Constraint-Aware Generative Auto-bidding via Pareto-Prioritized Regret Optimization
Binglin Wu, Yingyi Zhang, Xianneng Li, Ruyue Deng, Chuan Yue, Weiru Zhang, Xiaoyi Zeng
TL;DR
This work tackles constrained auto-bidding in dynamic advertising by addressing two key limitations of Decision Transformer-based approaches: missing cost-awareness in RTG conditioning and averaging-out behavior due to regression. It introduces PRO-Bid, which combines Constraint-Decoupled Pareto Representation (CDPR) with Counterfactual Regret Optimization (CRO) to enable constraint-aware sequence modeling and active policy improvement toward the Pareto frontier.
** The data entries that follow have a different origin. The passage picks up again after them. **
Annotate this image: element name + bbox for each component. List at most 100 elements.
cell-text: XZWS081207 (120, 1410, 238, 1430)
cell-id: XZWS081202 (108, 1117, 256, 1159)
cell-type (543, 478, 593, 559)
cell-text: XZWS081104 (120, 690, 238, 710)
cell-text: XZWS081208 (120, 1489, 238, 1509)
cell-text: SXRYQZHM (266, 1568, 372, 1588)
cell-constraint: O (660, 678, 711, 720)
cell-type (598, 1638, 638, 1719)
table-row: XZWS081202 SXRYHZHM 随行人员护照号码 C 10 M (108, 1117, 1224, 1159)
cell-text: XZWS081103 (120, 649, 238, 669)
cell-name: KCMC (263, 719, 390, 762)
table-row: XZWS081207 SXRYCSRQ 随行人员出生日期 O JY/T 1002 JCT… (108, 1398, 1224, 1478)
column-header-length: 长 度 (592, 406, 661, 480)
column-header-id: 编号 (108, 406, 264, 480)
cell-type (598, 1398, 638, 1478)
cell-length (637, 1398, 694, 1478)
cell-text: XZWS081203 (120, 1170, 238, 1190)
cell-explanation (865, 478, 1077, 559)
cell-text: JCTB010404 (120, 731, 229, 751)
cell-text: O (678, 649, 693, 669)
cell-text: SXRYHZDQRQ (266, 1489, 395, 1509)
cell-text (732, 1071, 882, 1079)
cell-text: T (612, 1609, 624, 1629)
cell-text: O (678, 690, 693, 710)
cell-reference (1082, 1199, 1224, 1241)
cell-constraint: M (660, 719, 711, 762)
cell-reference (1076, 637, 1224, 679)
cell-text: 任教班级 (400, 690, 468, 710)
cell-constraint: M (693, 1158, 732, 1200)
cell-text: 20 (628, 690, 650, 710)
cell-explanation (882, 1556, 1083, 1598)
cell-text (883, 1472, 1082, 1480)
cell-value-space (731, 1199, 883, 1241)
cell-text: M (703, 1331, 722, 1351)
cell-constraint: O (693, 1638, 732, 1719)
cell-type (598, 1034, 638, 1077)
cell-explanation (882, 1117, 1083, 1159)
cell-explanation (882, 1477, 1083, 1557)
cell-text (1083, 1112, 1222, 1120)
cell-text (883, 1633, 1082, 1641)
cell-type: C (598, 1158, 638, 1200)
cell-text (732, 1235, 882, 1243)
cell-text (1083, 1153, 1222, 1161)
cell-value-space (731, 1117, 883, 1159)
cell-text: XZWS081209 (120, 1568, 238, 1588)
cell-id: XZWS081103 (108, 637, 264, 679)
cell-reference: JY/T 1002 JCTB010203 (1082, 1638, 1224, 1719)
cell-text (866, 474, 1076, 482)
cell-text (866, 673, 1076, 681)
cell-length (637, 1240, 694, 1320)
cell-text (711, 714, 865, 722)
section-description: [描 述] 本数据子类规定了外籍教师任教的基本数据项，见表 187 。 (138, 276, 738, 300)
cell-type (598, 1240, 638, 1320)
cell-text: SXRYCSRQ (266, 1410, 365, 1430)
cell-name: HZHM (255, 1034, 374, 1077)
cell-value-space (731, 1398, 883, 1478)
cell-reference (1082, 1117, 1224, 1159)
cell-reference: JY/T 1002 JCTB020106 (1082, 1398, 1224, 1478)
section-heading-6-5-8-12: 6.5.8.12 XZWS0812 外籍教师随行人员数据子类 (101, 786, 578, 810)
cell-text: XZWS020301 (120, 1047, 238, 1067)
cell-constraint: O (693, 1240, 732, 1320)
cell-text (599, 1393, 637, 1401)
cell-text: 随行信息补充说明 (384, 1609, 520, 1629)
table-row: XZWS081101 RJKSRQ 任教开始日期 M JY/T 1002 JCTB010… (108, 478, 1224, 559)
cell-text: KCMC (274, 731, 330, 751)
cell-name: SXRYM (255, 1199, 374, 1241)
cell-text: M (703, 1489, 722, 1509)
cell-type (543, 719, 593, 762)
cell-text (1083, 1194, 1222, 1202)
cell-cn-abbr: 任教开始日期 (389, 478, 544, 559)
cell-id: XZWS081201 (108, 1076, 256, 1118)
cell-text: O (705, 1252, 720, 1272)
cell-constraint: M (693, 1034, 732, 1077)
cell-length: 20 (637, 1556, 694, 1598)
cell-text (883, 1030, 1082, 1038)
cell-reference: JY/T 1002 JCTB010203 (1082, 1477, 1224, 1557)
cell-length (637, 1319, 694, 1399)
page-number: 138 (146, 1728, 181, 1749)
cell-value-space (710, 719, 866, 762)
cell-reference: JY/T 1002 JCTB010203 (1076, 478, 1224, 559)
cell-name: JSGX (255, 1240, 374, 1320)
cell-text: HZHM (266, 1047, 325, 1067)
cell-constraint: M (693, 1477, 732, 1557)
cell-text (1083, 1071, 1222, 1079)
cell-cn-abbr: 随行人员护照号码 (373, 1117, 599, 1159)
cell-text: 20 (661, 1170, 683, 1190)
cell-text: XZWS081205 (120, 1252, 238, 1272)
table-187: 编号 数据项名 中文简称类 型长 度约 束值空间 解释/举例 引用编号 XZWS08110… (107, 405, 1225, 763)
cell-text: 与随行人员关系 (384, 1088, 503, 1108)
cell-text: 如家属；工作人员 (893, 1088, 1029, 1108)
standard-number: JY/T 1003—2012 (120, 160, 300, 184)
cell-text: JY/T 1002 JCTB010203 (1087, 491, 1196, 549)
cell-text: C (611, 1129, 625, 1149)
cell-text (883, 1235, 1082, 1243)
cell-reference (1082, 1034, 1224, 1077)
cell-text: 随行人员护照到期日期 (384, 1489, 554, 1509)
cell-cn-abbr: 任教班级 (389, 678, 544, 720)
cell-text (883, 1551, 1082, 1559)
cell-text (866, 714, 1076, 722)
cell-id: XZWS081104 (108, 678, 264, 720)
CDPR decouples the budgeted problem into Return-to-Go $R_t$ and Cost-to-Go $C_t$ streams and emphasizes high-quality trajectories via Pareto-prioritized filtering, while CRO uses a global outcome predictor to identify superior counterfactuals and guides learning through regret-weighted regression toward better regimes. Offline results on AuctionNet and AuctionNet-Sparse, plus online A/B tests on AliExpress, show PRO-Bid achieves superior constraint satisfaction and value, with robust performance under data noise and dynamic CPA targets, indicating strong practical impact for large-scale constrained advertising systems.
Abstract
Auto-bidding systems aim to maximize marketing value while satisfying strict efficiency constraints such as Target Cost-Per-Action (CPA). Although Decision Transformers provide powerful sequence modeling capabilities, applying them to this constrained setting encounters two challenges: 1) standard Return-to-Go conditioning causes state aliasing by neglecting the cost dimension, preventing precise resource pacing; and 2) standard regression forces the policy to mimic average historical behaviors, thereby limiting the capacity to optimize performance toward the constraint boundary. To address these challenges, we propose PRO-Bid, a constraint-aware generative auto-bidding framework based on two synergistic mechanisms: 1) Constraint-Decoupled Pareto Representation (CDPR) decomposes global constraints into recursive cost and value contexts to restore resource perception, while reweighting trajectories based on the Pareto frontier to focus on high-efficiency data; and 2) Counterfactual Regret Optimization (CRO) facilitates active improvement by utilizing a global outcome predictor to identify superior counterfactual actions. By treating these high-utility outcomes as weighted regression targets, the model transcends historical averages to approach the optimal constraint boundary. Extensive experiments on two public benchmarks and online A/B tests demonstrate that PRO-Bid achieves superior constraint satisfaction and value acquisition compared to state-of-the-art baselines.